In order to study the impact of location information on the prediction model more intuitively, we added an attention mechanism to the model. By averaging the attention vectors, we got a set of weights. Through weighting the output feature matrix, the prediction performance of Apindel was improved. By observation, we found that bases near the cleavage sites were the most important for the prediction of template-free CRISPR/Cas9 editing outcomes. It was consistent with the previous conclusion [
14] and would suggest researchers should pay more attention to the impact of sequences near the cleavage sites on the repair outcomes.

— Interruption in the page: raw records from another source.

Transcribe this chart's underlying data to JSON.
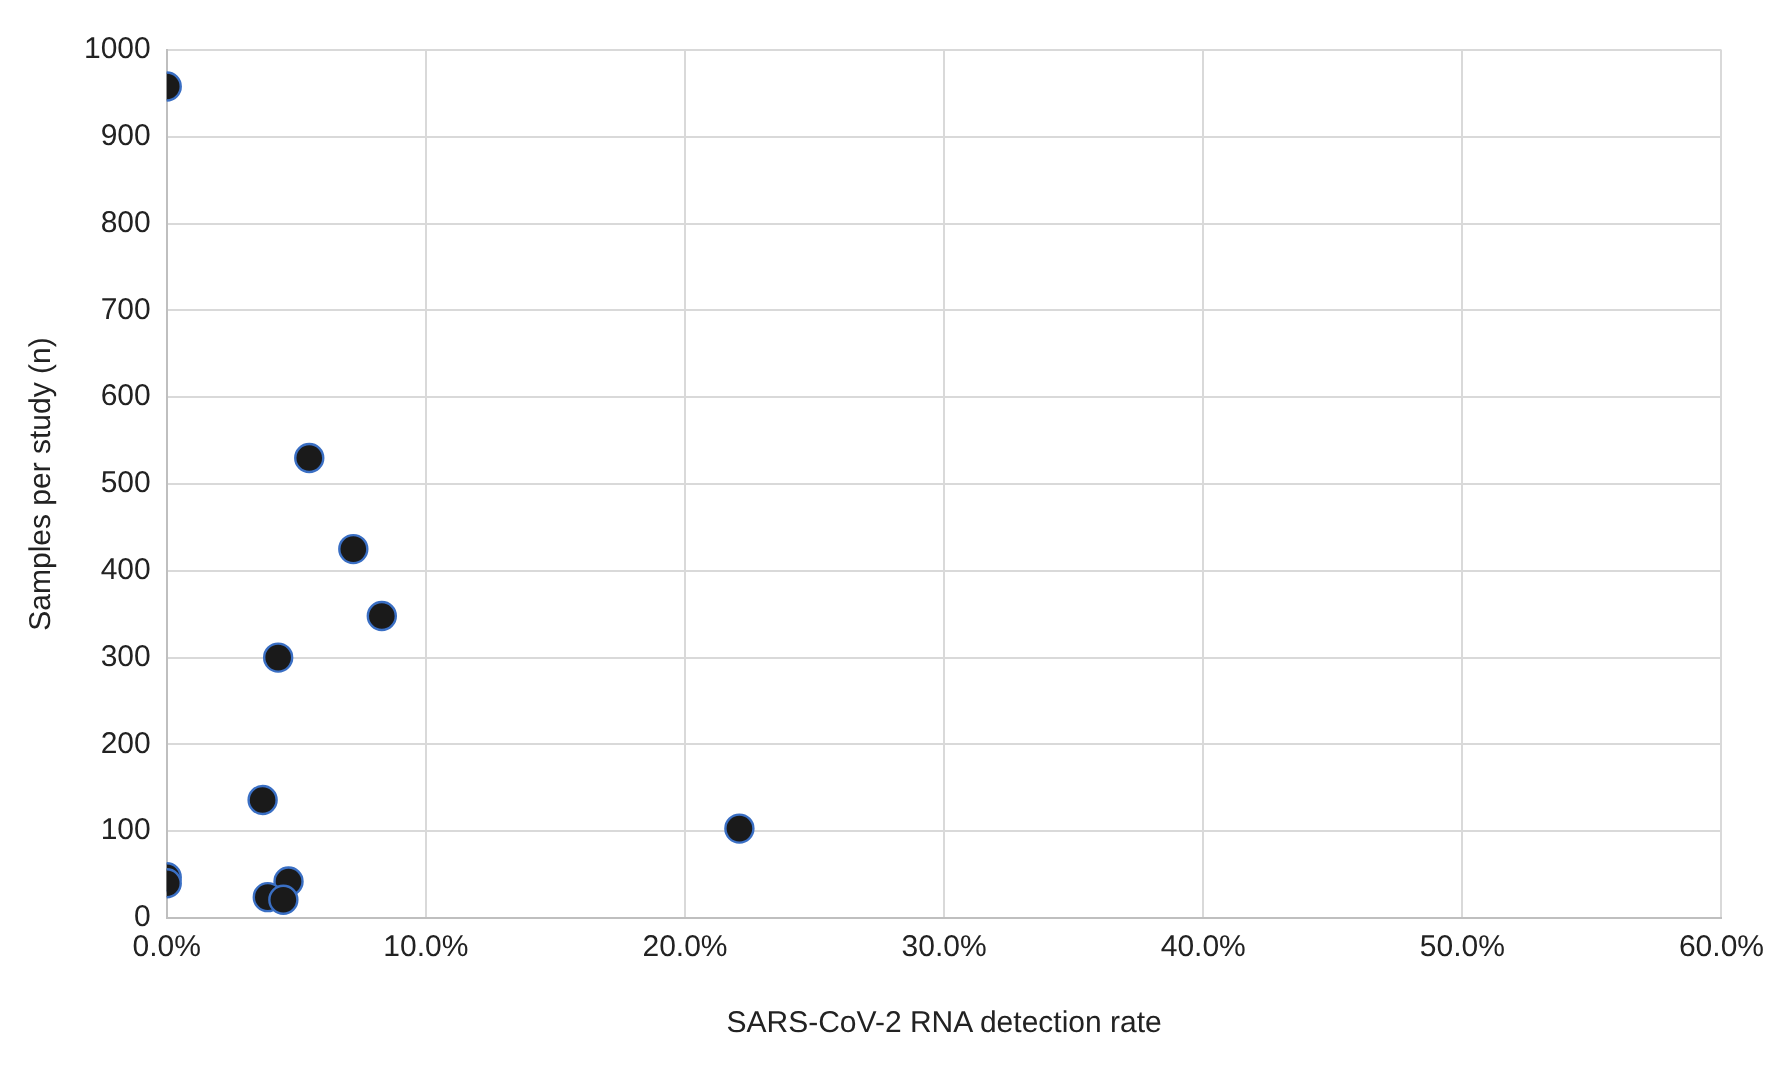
{
  "chart_data": {
    "type": "scatter",
    "xlabel": "SARS-CoV-2 RNA detection rate",
    "ylabel": "Samples per study (n)",
    "x": [
      0,
      0,
      0,
      5.5,
      7.2,
      8.3,
      4.3,
      3.7,
      4.7,
      3.9,
      4.5,
      22.1
    ],
    "series": [
      {
        "color": "#1a1a1a",
        "values": [
          958,
          47,
          40,
          530,
          425,
          348,
          300,
          136,
          42,
          24,
          21,
          103
        ]
      }
    ],
    "xlim": [
      0,
      60
    ],
    "xticks": [
      {
        "value": 0,
        "label": "0.0%"
      },
      {
        "value": 10,
        "label": "10.0%"
      },
      {
        "value": 20,
        "label": "20.0%"
      },
      {
        "value": 30,
        "label": "30.0%"
      },
      {
        "value": 40,
        "label": "40.0%"
      },
      {
        "value": 50,
        "label": "50.0%"
      },
      {
        "value": 60,
        "label": "60.0%"
      }
    ],
    "ylim": [
      0,
      1000
    ],
    "yticks": [
      0,
      100,
      200,
      300,
      400,
      500,
      600,
      700,
      800,
      900,
      1000
    ],
    "grid": true,
    "marker": "circle",
    "legend": false
  }
}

Frameshift mutation refers to the deletion or addition of non-three multiples of bases in the normal DNA molecule, which causes a series of coding errors to occur after this position. Since frameshift mutation can lead to some serious consequences, we introduced the prediction task of frameshift-mutation frequency, when testing the model performance. However, to our surprise, the method based on deep learning is not doing well in predicting frameshift (e.g., Apindel and CROTON), which will become the focus of our later research work.
5. Conclusions
In this paper, a novel DNA-repair-outcomes prediction model, Apindel was constructed. With introduction of the GloVe model and Positional Encoding, Apindel attempted new feature representation methods, to embed sequence information into the deep learning model; the BiLSTM model was used to extract contextual sequence features, and the Attention mechanism was calculated to assign weights to the output matrix, to characterize the different influence of different loci nucleotides on the repair outcomes. The superior performance of Apindel was, further, confirmed by comparison with existing models. Our model used deep learning to comprehend the automatic learning of sequence features between DNA and corresponding repair outcomes, avoiding the unknown influence of the manual-feature-construction process on the model-prediction outcomes. Thus, it is able to predict more comprehensive and detailed repair labels, with higher accuracy and better utility. It is a new attempt of deep learning, in the direction of DNA-repair-outcome prediction.